03 Aralık 2021 04:55

Erdoğan, yönetimdeki ‘son faizci’yi de affetti; faiz ve dolar lobileri çok memnun!

Nureddin Nebati ve Lütfi Elvan

Nureddin Nebati | Fotoğraf: Elif Öztürk Özgöncü/AA, Lütfi Elvan | Fotoğraf: DHA

Paylaş

“İstifası yarın kabul edilecek”, “Yerine getirilecek kişi bulunamadığı için görevden alınamadı”, “Bu hafta mutlaka gider”,… gibi haberlerle günlerdir gideceği gün tartışılan Hazine ve Maliye Bakanı Lütfi Elvan nihayet önceki gün gece yarısı görevinden affedildi! Yerine, Elvan’ın görevden alınacağı haberlerinin çıktığı ilk günden beri Elvan’ın yerine bakan bulamayan Erdoğan, sonunda Elvan’ın yerine, “Berat Albayrak’ın adamı” denilen Nureddin Nebati’yi atadı.

Böylece ekonomi yönetiminin başında olan ve Erdoğan’ın “Faiz sebep enflasyon neticedir” biçimindeki artık dünyaca ünlenen “ekonomik doktrini”ne karşı olduğu bilinen son kişi de görevden alınmış oldu!

Hazine ve Maliye Bakanı Nureddin Nebati, Twitter’den yaptığı ilk açıklamasında; “Sayın Cumhurbaşkanımızın şahsımı layık gördüğü Hazine ve Maliye Bakanlığı görevini hayırla ifa etmeyi, bize gösterdiği güvene layık olmayı Rabbim nasip etsin inşallah” açıklamasıyla tek sadakatinin kendisini bu göreve getiren Cumhurbaşkanına olduğunu ilan etti!

Peki Hazine ve Maliye Bakanının değişmesinin gidişata bir etkisi olacak mı denirse, bu sorunun yanıtı elbette ki “hayır”dır.

Nitekim havadaki buluttan nem kapan dolar-avro, Hazine ve Maliye Bakanının görevden alındı diye günlük rutin dalgalanması dışında bir tepki vermedi!

Çünkü, Elvan’ın faiz-dolar ilişkisinde karşıt görüşte olmasına karşın pratikte Cumhurbaşkanının dediği olmuştur.

Ancak Lütfi Elvan’ın istifası, daha doğrusu istifa etmek zorunda bırakılmasının pratikte bugün için bir karşılığı yoktur ama böylece Erdoğan, bütün bakanlara ve yüksek bürokrasiye, partisinin içinde ayak sürüyenlere, “Bana karşı çıkan, benim söylediğimin üstüne laf söyleyen, laf söylermiş gibi görünen görevde kalamaz” mesajı vermiştir.
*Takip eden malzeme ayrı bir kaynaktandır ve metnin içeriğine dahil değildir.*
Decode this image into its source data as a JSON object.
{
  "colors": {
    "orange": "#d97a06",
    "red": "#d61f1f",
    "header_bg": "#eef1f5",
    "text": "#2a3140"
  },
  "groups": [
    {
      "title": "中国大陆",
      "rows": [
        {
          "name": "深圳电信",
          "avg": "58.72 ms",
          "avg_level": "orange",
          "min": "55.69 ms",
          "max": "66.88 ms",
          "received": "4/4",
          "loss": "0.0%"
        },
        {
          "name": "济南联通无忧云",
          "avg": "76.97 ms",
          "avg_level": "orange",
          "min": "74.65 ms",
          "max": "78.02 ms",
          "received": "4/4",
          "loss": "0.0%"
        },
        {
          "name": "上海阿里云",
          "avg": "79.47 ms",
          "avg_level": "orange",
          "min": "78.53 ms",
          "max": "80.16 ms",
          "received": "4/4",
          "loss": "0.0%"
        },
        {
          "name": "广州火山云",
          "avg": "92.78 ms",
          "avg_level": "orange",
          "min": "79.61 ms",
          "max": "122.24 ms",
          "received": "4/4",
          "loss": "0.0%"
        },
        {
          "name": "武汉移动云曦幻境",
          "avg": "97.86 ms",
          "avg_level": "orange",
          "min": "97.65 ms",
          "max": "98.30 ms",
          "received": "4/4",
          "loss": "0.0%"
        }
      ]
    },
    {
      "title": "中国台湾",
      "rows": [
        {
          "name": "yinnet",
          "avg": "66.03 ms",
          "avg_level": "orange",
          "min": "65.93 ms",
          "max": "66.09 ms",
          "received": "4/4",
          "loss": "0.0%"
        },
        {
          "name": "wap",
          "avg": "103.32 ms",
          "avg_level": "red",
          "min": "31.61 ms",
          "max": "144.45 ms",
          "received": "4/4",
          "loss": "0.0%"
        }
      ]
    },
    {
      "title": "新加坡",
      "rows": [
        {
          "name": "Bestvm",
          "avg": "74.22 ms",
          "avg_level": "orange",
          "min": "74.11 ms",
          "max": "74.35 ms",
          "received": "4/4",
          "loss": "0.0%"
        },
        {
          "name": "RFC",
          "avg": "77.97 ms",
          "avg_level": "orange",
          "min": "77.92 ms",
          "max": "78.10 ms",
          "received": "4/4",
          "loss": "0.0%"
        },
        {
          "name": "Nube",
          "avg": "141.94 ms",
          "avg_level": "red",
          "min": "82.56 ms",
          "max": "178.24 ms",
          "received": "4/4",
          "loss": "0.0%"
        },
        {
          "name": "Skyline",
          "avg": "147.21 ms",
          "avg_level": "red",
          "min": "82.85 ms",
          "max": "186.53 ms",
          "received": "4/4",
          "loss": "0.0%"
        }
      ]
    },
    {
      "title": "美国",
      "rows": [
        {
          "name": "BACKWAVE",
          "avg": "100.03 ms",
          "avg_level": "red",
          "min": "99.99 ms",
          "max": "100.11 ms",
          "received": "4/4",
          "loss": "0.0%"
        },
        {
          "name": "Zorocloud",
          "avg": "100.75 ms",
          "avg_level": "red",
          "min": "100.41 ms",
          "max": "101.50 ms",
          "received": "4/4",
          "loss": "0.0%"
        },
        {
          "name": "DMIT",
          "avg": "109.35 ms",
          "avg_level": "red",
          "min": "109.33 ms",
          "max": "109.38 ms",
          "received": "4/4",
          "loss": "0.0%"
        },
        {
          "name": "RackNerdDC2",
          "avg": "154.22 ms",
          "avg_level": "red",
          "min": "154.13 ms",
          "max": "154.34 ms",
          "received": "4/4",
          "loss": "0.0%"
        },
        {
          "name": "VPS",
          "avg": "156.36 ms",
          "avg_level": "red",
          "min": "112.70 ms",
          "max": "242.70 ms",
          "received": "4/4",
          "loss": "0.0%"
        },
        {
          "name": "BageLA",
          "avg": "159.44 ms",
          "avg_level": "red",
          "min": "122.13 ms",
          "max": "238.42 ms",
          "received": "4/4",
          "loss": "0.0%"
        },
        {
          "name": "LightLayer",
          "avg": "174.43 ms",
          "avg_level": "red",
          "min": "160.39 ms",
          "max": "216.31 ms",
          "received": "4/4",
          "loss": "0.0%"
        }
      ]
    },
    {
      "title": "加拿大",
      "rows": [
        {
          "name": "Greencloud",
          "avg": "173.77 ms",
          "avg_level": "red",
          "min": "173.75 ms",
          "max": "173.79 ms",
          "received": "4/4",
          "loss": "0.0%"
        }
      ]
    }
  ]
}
Bu nedenle de, “Cumhurbaşkanı ne diyorsa ‘gerçek’ de ‘doğru’ da odur” biçimindeki “tek adam”lık düsturuna bir çivi daha çakılmıştır!

Yani artık, tek adam yönetimin içinden ya da etrafından gidişata, eskisine göre bile daha az itiraz, itiraz edenlerin, ayak sürüyenlerin boynunun vurulmasında da daha az tereddüt edildiğini göreceğiz!

DÖVİZ VE FAİZ LOBİSİ ERDOĞAN KONUŞSUN DİYE DUA EDİYOR OLMALI!

Uzun zamandan beri TL’nin dolar ve tüm yabancı paralar karşısındaki serbest düşüşünü büyük bir aymazlıkla izleyen Merkez Bankası (MB) piyasa dolar satarak müdahale etti.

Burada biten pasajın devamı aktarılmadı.